To help your child avoid injury while playing football, follow these safety tips from the American Academy of Pediatrics, the American Academy of Orthopaedic Surgeons, the Centers for Disease Control and Prevention, and other sports and health organizations.

(Note: Adults should heed this safety guidance, too.)

  • Before your child starts a training program or plays competitive football, take him or her to the doctor for a physical exam. The doctor can help assess any special injury risks your child may have.

  • Make sure your child wears all the required safety gear every time he or she plays and practices. All tackle football players must wear: a helmet; pads for the shoulders, hips, tailbone, and knees; thigh guards; and a mouth guard with a keeper strap. Talk to your child's coach to find out what kind of cleats are recommended or required in your child's league. If your child wears glasses, talk to your eye doctor about special eyewear for sports.

  • Insist that your child warm up and stretch before playing.

  • Teach your child not to play through pain. If your child gets injured, see your doctor. Follow all the doctor's orders for recovery, and get the doctor's OK before your child returns to play. This is especially important for brain injuries--getting a second brain injury before the first one has healed can be fatal.

  • Make sure first aid is available at all games and practices.

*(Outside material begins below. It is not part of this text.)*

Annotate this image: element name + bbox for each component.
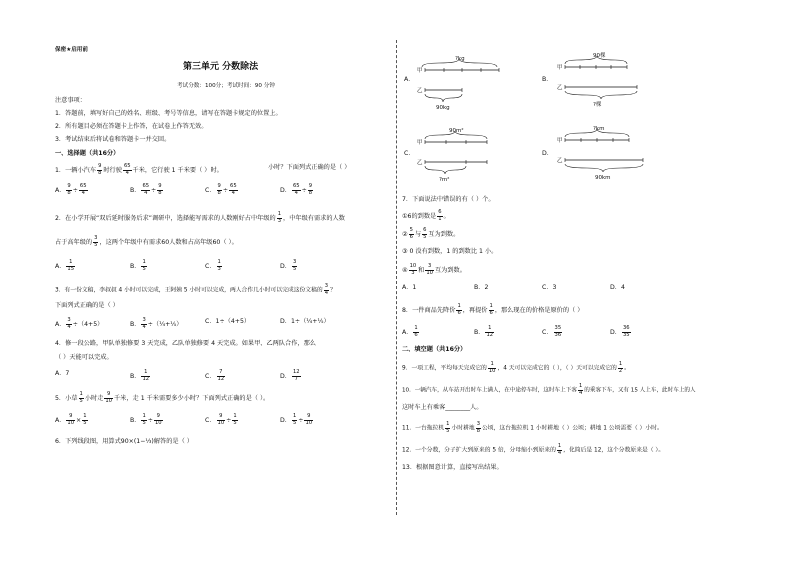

  • Talk to and watch your child's coach. Coaches should enforce all the rules of the game. They should never allow illegal blocking (pulling a player down by the knees or grabbing the face mask), tackling from behind, or "spearing" (using the top of the helmet to tackle). Coaches should also encourage safe play and understand the special injury risks that young players face.

  • Above all, keep football fun. Putting too much focus on winning can make your child push too hard and risk injury.

Whether your child plays football on an organized team or with a few friends in the park, there are still injury risks. Unfortunately, few children who play in backyard football games follow the safety rules observed in league play. As a parent, set rules for informal play, including these:

  • Wear helmets and pads.
  • Play only with children of similar size and age.
  • Play on grass, never in the street or in a parking lot.
  • Stick to touch or flag football--they can be less dangerous than tackle.

You can help reinforce these rules by setting a good example. When you play football--or any other sport--always follow the rules and wear appropriate safety gear.